To detect endogeneity due to stochastic explanatory variables, such as for example explanatory variables that are observed by measurement and therefore suffer from measurement errors, we have two options:

  • Common sense – look over the explanatory variables in the dataset, are any of them likely to have been measured or recorded imprecisely?
  • Hausman test of regressor endogeneity.


If your model does appear to suffer from endogeneity due to non-deterministic explanatory variables, then to remedy use

  • instrumental variables and 2-stage linear regression.

Instrumental variables and 2-stage linear regression is a field in itself and I will write a separate post on it at some point, for now I will just have to refer to all the other material that is available out there on the web related to this topic.

Step 7.  Validate Normality or t-distribution

When running regression, statistical packages like R or Stata will automatically include as part of the output for each coefficient estimste \hat{\beta} its standard errors and corresponding p-values.

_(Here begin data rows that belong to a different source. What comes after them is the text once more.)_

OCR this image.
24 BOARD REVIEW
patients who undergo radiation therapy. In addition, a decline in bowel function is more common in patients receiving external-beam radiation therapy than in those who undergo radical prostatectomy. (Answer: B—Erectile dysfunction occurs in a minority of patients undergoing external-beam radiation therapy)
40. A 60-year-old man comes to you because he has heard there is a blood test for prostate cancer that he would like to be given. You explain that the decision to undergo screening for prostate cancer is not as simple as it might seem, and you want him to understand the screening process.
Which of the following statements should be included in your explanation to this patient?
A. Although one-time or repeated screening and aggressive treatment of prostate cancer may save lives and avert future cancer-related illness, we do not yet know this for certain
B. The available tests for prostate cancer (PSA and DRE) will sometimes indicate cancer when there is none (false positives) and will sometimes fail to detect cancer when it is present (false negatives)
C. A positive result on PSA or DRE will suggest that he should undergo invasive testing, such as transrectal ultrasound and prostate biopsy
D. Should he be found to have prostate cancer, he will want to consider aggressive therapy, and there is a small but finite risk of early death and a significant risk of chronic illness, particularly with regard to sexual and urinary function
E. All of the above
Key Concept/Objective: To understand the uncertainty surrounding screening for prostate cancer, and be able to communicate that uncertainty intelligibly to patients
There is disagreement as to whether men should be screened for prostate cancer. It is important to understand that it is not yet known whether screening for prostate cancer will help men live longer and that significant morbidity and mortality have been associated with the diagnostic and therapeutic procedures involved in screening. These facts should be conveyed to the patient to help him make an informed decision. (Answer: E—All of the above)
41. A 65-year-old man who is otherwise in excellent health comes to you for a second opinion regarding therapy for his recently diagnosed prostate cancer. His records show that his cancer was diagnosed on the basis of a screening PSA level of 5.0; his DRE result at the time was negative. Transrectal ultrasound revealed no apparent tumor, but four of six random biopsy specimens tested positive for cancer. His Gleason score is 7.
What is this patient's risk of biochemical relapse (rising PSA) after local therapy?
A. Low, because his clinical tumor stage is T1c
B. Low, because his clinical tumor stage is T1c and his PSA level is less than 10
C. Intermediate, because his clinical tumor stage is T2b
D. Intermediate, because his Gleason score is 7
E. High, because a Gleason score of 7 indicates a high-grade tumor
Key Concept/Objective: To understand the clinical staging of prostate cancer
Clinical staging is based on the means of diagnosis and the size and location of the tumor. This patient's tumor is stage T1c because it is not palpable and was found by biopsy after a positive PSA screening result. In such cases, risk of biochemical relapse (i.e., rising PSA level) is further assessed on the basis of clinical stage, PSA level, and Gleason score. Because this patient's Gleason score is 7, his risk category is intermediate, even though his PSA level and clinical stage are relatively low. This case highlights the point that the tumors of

These p-values are based on the assumption that the coefficient estimates\hat{\beta} follow a t-distribution (with degrees of freedom equal to the difference between sample size and number of explanatory variables), centered around the actual parameter  \beta and with variance as per standard errors.  However, this assumption is only justified if the error terms \epsilon in our proposed model are normally distributed or if the sample size n is large enough.  We have looked at the maths behind this in our previous post.

Thus, in order to be able to meaningfully talk about p-values or confidence intervals for coefficient estimates \hat{\beta} we need to test for normality of error terms \epsilon .  And, as mentioned earlier, since we do not know the values of the actual error terms \epsilon , so we can only analyse the residuals e and treat these as proxies for \epsilon .



If it appears that the error terms are not normally distributed, then we can still meaningfully talk about p-values and confidence intervals, provided that the number of observations n is sufficiently large.  However if the error terms appear to not be normal and if n is small, then we are stuck with nor being able to use p-values or confidence intervals.

Step 8.  Model Evaluation and Comparison 

The two most common metrics for the goodness of fit of linear regression models are R^2 and \text{adj} R^2 and they usually come as part of the standard output from linear regression fitting procedures in langauges like R or Stata.  However, while these two metrics are given to the user automatically and are easy to interpret, they do not actually provide an objective way to compare a linear regression model with other non-linear-regression models or indeed sometimes even with other linear regression models.

I have already talked about model evaluation and comparison in the previous post about model specification for linear regression as well as in in another post that was dedicated entirely to model evaluation.  I will just mention here that the two ways of evaluating and comparing models that have emerged as winners from that long discussion are AIC (or BIC if you are so inclined philosophically) and cross-validation.